Há pelo menos dois projetos de lei no Congresso que tentam reconhecer e regulamentar a profissão de influenciador digital no Brasil. O mais recente é de autoria do deputado Alexandre Frota (Pros-SP), apresentado no dia 23 de maio, definindo como influencer toda pessoa que “se utiliza das redes sociais para produzir, apresentar e divulgar vídeos por qualquer plataforma digital”.

505 mil

é o número de influenciadores no Brasil que contam com mais de 10 mil seguidores e vendem publicidade, segundo pesquisa da Nielsen divulgada em maio

39%

é o percentual de brasileiros que diz acompanhar pelo menos um influenciador com frequência, de acordo com o levantamento da Nielsen

Em 2021, o mercado de publicidade investiu R$ 1,43 bilhão em campanhas capitaneadas por influenciadores a nível nacional. Os dados são do Conselho Executivo das Normas-Padrão), entidade que reúne os principais anunciantes, veículos de comunicação e agências publicitárias do país.
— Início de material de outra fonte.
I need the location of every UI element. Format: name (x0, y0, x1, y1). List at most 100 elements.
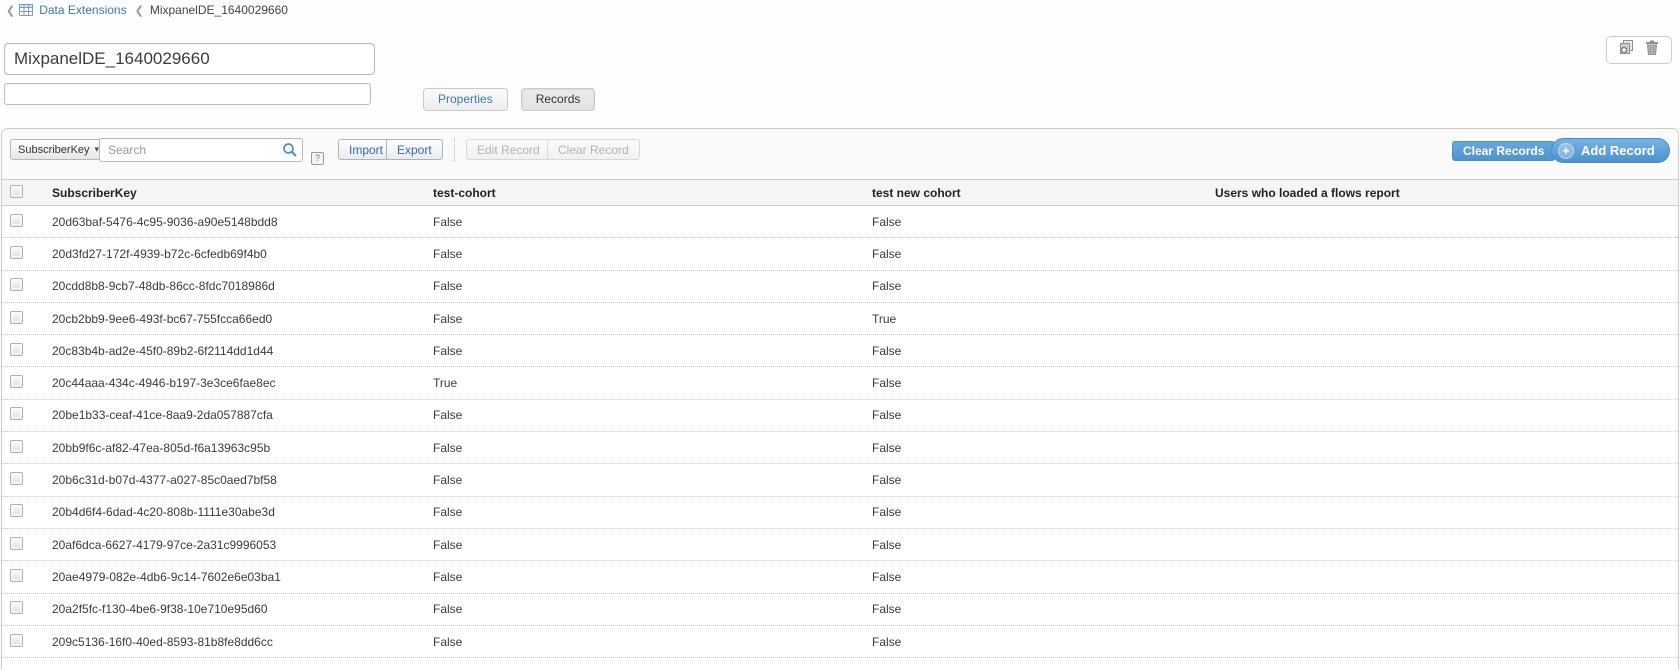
table-row[interactable]: 20d3fd27-172f-4939-b72c-6cfedb69f4b0 Fal… (2, 238, 1678, 270)
cell-subscriber-key: 20b4d6f4-6dad-4c20-808b-1111e30abe3d (44, 505, 425, 519)
table-row[interactable]: 20bb9f6c-af82-47ea-805d-f6a13963c95b Fal… (2, 432, 1678, 464)
edit-record-button[interactable]: Edit Record (466, 139, 551, 160)
cell-test-cohort: False (425, 635, 864, 649)
cell-test-cohort: False (425, 312, 864, 326)
clear-records-button[interactable]: Clear Records (1452, 141, 1555, 161)
table-row[interactable]: 20be1b33-ceaf-41ce-8aa9-2da057887cfa Fal… (2, 400, 1678, 432)
cell-test-new-cohort: False (864, 602, 1207, 616)
cell-subscriber-key: 20cb2bb9-9ee6-493f-bc67-755fcca66ed0 (44, 312, 425, 326)
cell-test-new-cohort: False (864, 473, 1207, 487)
cell-subscriber-key: 20af6dca-6627-4179-97ce-2a31c9996053 (44, 538, 425, 552)
table-row[interactable]: 20cb2bb9-9ee6-493f-bc67-755fcca66ed0 Fal… (2, 303, 1678, 335)
cell-test-new-cohort: False (864, 215, 1207, 229)
row-checkbox[interactable] (10, 407, 23, 420)
table-row[interactable]: 20c44aaa-434c-4946-b197-3e3ce6fae8ec Tru… (2, 367, 1678, 399)
cell-test-new-cohort: False (864, 279, 1207, 293)
cell-test-cohort: False (425, 505, 864, 519)
cell-test-cohort: False (425, 441, 864, 455)
table-row[interactable]: 209c5136-16f0-40ed-8593-81b8fe8dd6cc Fal… (2, 626, 1678, 658)
row-checkbox[interactable] (10, 246, 23, 259)
cell-test-cohort: False (425, 344, 864, 358)
cell-test-new-cohort: False (864, 408, 1207, 422)
row-checkbox[interactable] (10, 311, 23, 324)
cell-test-new-cohort: False (864, 247, 1207, 261)
extension-name-input[interactable] (4, 43, 375, 75)
table-row[interactable]: 20b4d6f4-6dad-4c20-808b-1111e30abe3d Fal… (2, 497, 1678, 529)
cell-subscriber-key: 20ae4979-082e-4db6-9c14-7602e6e03ba1 (44, 570, 425, 584)
column-header-subscriber-key[interactable]: SubscriberKey (44, 186, 425, 200)
row-checkbox[interactable] (10, 278, 23, 291)
cell-test-cohort: False (425, 538, 864, 552)
row-checkbox[interactable] (10, 343, 23, 356)
row-checkbox[interactable] (10, 214, 23, 227)
breadcrumb: ❮ Data Extensions ❮ MixpanelDE_164002966… (6, 2, 288, 18)
table-row[interactable]: 20d63baf-5476-4c95-9036-a90e5148bdd8 Fal… (2, 206, 1678, 238)
cell-test-cohort: False (425, 473, 864, 487)
tab-bar: Properties Records (423, 88, 595, 111)
cell-test-new-cohort: False (864, 344, 1207, 358)
row-checkbox[interactable] (10, 537, 23, 550)
cell-test-new-cohort: False (864, 441, 1207, 455)
cell-subscriber-key: 209c5136-16f0-40ed-8593-81b8fe8dd6cc (44, 635, 425, 649)
table-row[interactable]: 20cdd8b8-9cb7-48db-86cc-8fdc7018986d Fal… (2, 271, 1678, 303)
cell-subscriber-key: 20be1b33-ceaf-41ce-8aa9-2da057887cfa (44, 408, 425, 422)
search-icon[interactable] (282, 142, 298, 163)
tab-records[interactable]: Records (521, 88, 596, 111)
column-header-test-new-cohort[interactable]: test new cohort (864, 186, 1207, 200)
table-row[interactable]: 20a2f5fc-f130-4be6-9f38-10e710e95d60 Fal… (2, 594, 1678, 626)
cell-test-cohort: False (425, 247, 864, 261)
row-checkbox[interactable] (10, 375, 23, 388)
extension-description-input[interactable] (4, 83, 371, 105)
cell-test-cohort: False (425, 215, 864, 229)
toolbar-divider (454, 138, 455, 161)
cell-subscriber-key: 20d3fd27-172f-4939-b72c-6cfedb69f4b0 (44, 247, 425, 261)
data-extension-grid-icon (19, 4, 33, 19)
cell-subscriber-key: 20b6c31d-b07d-4377-a027-85c0aed7bf58 (44, 473, 425, 487)
table-row[interactable]: 20ae4979-082e-4db6-9c14-7602e6e03ba1 Fal… (2, 561, 1678, 593)
column-header-flows-report[interactable]: Users who loaded a flows report (1207, 186, 1678, 200)
row-checkbox[interactable] (10, 601, 23, 614)
cell-test-new-cohort: False (864, 570, 1207, 584)
cell-subscriber-key: 20d63baf-5476-4c95-9036-a90e5148bdd8 (44, 215, 425, 229)
data-extension-records-page: ❮ Data Extensions ❮ MixpanelDE_164002966… (0, 0, 1680, 670)
cell-test-new-cohort: False (864, 505, 1207, 519)
copy-plus-icon (1619, 40, 1635, 60)
cell-test-new-cohort: False (864, 635, 1207, 649)
back-chevron-icon[interactable]: ❮ (6, 4, 15, 17)
table-row[interactable]: 20c83b4b-ad2e-45f0-89b2-6f2114dd1d44 Fal… (2, 335, 1678, 367)
breadcrumb-link-data-extensions[interactable]: Data Extensions (39, 3, 126, 17)
search-input[interactable] (99, 138, 303, 162)
row-checkbox[interactable] (10, 504, 23, 517)
table-header-row: SubscriberKey test-cohort test new cohor… (2, 179, 1678, 206)
delete-extension-button[interactable] (1643, 42, 1660, 59)
add-record-button[interactable]: + Add Record (1551, 138, 1670, 163)
export-button[interactable]: Export (386, 139, 443, 160)
row-checkbox[interactable] (10, 440, 23, 453)
cell-test-new-cohort: False (864, 538, 1207, 552)
tab-properties[interactable]: Properties (423, 88, 508, 111)
add-record-label: Add Record (1581, 143, 1655, 158)
cell-subscriber-key: 20bb9f6c-af82-47ea-805d-f6a13963c95b (44, 441, 425, 455)
copy-extension-button[interactable] (1618, 42, 1635, 59)
search-box (99, 138, 303, 162)
row-checkbox[interactable] (10, 569, 23, 582)
cell-subscriber-key: 20c83b4b-ad2e-45f0-89b2-6f2114dd1d44 (44, 344, 425, 358)
column-header-test-cohort[interactable]: test-cohort (425, 186, 864, 200)
breadcrumb-current: MixpanelDE_1640029660 (150, 3, 288, 17)
search-field-dropdown-label: SubscriberKey (18, 144, 90, 156)
cell-test-cohort: True (425, 376, 864, 390)
row-checkbox[interactable] (10, 634, 23, 647)
cell-test-cohort: False (425, 602, 864, 616)
select-all-checkbox[interactable] (10, 185, 23, 198)
cell-test-cohort: False (425, 408, 864, 422)
table-row[interactable]: 20b6c31d-b07d-4377-a027-85c0aed7bf58 Fal… (2, 464, 1678, 496)
cell-test-cohort: False (425, 570, 864, 584)
clear-record-button[interactable]: Clear Record (547, 139, 640, 160)
cell-test-new-cohort: True (864, 312, 1207, 326)
search-field-dropdown[interactable]: SubscriberKey ▾ (10, 139, 107, 160)
row-checkbox[interactable] (10, 472, 23, 485)
cell-subscriber-key: 20a2f5fc-f130-4be6-9f38-10e710e95d60 (44, 602, 425, 616)
help-icon[interactable]: ? (311, 152, 324, 165)
table-row[interactable]: 20af6dca-6627-4179-97ce-2a31c9996053 Fal… (2, 529, 1678, 561)
cell-subscriber-key: 20c44aaa-434c-4946-b197-3e3ce6fae8ec (44, 376, 425, 390)
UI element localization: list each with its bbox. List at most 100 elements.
Dentro do universo dos influenciadores, aqueles que dedicam conteúdo a estilo de vida – moda, bem-estar, autoconhecimento, lazer, etc – são os que acumulam mais público e mais dinheiro. Dos 30 influencers mais populares do Brasil, 18 se encaixam nesse segmento, segundo pesquisa da agência Nexxt PR divulgada em abril. Gkay faz parte da lista.

A cultura dos influencers fez mudar também os sonhos profissionais de crianças e adolescentes. Pesquisa da empresa Innova divulgada em março mostrou que 75% dos brasileiros de 8 a 23 anos querem trabalhar como influenciadores digitais. Ideias como ser astronauta ou médico deram espaço para a comunicação digital.

A cultura do consumo, representada pela economia dos influencers, tem consequências negativas para a sociedade, segundo José Luiz Aidar Prado, pesquisador da Pontifícia Universidade Católica de São Paulo. Ele argumenta que os influenciadores contribuem para uma "perversão na cultura do consumo" que promete prazer sem fim e incentiva os indivíduos a interiorizar as leis do mercado a fim de satisfazer seus desejos. Isto pode levar a uma desconexão com outros assuntos e a uma dependência de códigos de mídia de plataformas tecnológicas para orientar comportamentos e preferências. Todd McGowan, cientista social e professor da Universidade de Vermont, também vê a economia influente como um reforço das estruturas opressivas do capitalismo e um aprisionamento dos indivíduos em um estado de satisfação incompleta que os impele a buscar constantemente novas e melhores experiências.

Cultura do consumo

De acordo com José Luiz Aidar Prado, doutor em comunicação e pesquisador da Pontifícia Universidade Católica de São Paulo, apesar da popularidade, há um efeito danoso dos influencers no público.

Segundo ele, o trabalho dos influenciadores ajuda a construir uma “perversão na cultura de consumo”, com uma “promessa de prazeres sem fim”, que é mantida com um ar “limpo” de positividade e relaxamento.

“O resultado é uma sociedade na qual todos internalizam as leis do mercado para satisfazer seus desejos e se desconectam de outros sujeitos”, disse em artigo publicado em 2019. “A cultura atual convoca o público a ir atrás de figuras-chaves que promovem o sucesso, dinheiro, felicidade e prazer. Para isso, o consumidor precisa aceitar certos códigos midiáticos vindos das plataformas tecnológicas para saber o que fazer, como fazer e do que gostar.”

Na visão de Todd McGowan, cientista social e professor da Universidade de Vermont, nos EUA, a economia dos influenciadores reforça estruturas de opressão tradicionais do capitalismo.

“Há uma imitação de nossas estruturas de desejo que esconde os traumas que o sistema nos causa. Esse modelo nos aprisiona em uma satisfação incompleta, que nos compele a sempre ir atrás do novo, do melhor e de mais”, escreveu no livro “Capitalismo e Desejo” (inédito no Brasil), de 2016.